Não é que a gente não o veja, se bem que em algum caso muito
específico possa chegar a isso. É que a gente não o enxerga a ponto de poder
reconhecê-lo de cara limpa. Os atores que interpretam papéis como o de Freddy
Kruger em A Hora do Pesadelo ou o de Jason em Sexta Feira 13 têm as caras
dos seus personagens. Sempre que vi a foto desses atores, seus rostos se
diluíram em redundância e anonimato. Nem sei como se chamam; para mim são vidas
humanas destinadas a animar arquétipos malignos.
Lembrei agora de Darth Vader, um daqueles vilões cujos rosto
nunca vimos, a não ser em alguns segundos de um terrível clímax. Pouca gente
sabe que o ator que emprestou voz e movimentos a Lord Vader é aquele mesmo
coadjuvante marombado que, em Laranja Mecânica de Kubrick, empurra a cadeira
de rodas do escritor inválido, Patrick McGee, depois deste ser espancado pela
gang de Alex. O nome dele está perto e longe, a dois cliques de distância.
Trabalhou em dois grandes sucessos do século, e a maioria das pessoas não sabe
que o viu duas vezes.
Jason e Vader não se revelam porque usam máscaras, mas
alguns efeitos são ainda mais radicais. Quem é aquele ator que faz o Gollum de O Senhor dos Anéis, de Peter Jackson? Não faço idéia, embora tenha lido
extensas matérias descrevendo as trucagens utilizadas para dar movimento ao
personagem. O ator ganha ingressos para a première do filme, e tudo o mais, mas
não sei se os moleques dele são capazes de apontar: “Lá está papai!”.
Quando vi pela primeira vez O Homem Elefante de David
Lynch eu já tinha visto alguns filmes com John Hurt, ator de quem sempre
gostei.
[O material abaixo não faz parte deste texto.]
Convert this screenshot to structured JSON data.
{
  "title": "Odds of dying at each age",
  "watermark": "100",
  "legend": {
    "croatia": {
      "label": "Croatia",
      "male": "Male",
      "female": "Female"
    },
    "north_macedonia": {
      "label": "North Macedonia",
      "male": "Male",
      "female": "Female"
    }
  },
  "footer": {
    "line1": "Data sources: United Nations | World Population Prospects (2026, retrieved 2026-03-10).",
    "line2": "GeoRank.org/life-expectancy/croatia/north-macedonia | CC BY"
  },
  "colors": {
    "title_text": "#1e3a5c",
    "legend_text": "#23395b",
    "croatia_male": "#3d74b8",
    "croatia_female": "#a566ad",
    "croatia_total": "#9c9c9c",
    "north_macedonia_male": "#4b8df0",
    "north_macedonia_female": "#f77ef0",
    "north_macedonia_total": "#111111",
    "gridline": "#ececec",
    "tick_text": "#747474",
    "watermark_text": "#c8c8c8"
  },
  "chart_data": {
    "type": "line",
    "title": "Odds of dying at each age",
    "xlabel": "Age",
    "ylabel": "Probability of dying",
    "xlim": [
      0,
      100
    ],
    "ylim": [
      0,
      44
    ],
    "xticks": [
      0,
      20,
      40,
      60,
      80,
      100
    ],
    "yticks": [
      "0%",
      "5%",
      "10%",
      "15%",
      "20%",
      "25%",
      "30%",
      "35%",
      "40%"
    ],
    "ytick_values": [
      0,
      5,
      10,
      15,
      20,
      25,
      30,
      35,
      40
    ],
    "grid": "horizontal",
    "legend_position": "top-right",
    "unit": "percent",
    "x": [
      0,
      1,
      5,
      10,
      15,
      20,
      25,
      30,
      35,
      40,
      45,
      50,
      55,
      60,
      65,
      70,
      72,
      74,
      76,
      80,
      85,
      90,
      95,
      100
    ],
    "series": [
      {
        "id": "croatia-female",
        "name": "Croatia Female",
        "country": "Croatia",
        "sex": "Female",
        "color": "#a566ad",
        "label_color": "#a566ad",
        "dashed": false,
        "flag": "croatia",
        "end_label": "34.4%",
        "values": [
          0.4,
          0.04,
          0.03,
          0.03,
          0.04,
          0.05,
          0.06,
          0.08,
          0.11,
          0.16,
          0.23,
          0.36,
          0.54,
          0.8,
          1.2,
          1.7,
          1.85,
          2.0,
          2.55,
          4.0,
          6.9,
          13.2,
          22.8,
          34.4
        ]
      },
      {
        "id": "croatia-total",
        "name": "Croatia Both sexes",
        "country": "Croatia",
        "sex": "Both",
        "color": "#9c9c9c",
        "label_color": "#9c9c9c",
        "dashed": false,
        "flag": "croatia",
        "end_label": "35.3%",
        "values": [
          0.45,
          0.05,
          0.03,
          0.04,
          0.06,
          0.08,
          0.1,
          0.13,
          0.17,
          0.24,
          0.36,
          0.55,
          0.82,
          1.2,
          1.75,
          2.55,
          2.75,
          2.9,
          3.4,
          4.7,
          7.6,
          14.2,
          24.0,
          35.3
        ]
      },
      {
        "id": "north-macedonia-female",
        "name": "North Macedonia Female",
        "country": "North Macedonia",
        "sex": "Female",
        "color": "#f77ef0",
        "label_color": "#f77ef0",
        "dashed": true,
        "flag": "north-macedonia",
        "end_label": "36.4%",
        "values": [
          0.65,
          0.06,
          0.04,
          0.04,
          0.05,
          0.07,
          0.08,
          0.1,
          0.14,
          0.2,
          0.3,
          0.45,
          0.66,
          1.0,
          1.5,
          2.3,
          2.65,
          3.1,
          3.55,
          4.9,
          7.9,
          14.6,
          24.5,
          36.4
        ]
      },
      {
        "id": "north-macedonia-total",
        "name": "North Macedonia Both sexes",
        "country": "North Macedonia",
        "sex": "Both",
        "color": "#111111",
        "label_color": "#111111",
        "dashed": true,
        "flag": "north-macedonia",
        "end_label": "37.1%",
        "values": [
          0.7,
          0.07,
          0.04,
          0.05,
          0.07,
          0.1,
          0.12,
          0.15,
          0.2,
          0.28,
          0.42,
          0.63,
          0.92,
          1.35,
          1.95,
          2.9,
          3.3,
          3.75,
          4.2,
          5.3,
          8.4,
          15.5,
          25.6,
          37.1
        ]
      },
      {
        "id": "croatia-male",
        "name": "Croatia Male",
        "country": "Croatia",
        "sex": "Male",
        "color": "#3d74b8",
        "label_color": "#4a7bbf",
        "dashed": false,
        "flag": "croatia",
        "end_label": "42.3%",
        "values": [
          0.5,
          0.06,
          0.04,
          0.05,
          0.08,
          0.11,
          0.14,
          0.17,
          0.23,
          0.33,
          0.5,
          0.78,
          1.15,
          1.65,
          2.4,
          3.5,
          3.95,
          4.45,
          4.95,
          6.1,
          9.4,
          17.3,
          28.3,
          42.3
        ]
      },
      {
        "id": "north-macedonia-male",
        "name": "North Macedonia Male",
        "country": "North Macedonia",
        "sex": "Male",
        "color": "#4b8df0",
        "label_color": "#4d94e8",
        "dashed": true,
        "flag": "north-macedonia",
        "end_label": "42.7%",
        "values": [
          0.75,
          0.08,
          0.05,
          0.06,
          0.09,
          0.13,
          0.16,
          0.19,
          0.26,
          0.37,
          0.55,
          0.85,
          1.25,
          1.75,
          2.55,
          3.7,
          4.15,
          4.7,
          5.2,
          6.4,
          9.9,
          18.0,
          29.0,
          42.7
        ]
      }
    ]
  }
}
Ninguém faz melhor do que ele o papel de um underdog, um escorraçado,
um cagado-da-coruja, um cara cuja razão de vir ao mundo é passar por algo
terrível: ele é o Winston do 1984 de Michael Radford, é o cientista em cujo
peito explode o Alien em O 8o. Passageiro. Não o reconheci como o
homem elefante do título por causa do bolo-de-noiva de maquilagem que foi
obrigado a receber. Por mim, qualquer outro ator teria produzido o mesmo
resultado. (Sim sei que não; mas sentimos a ausência de um rosto.)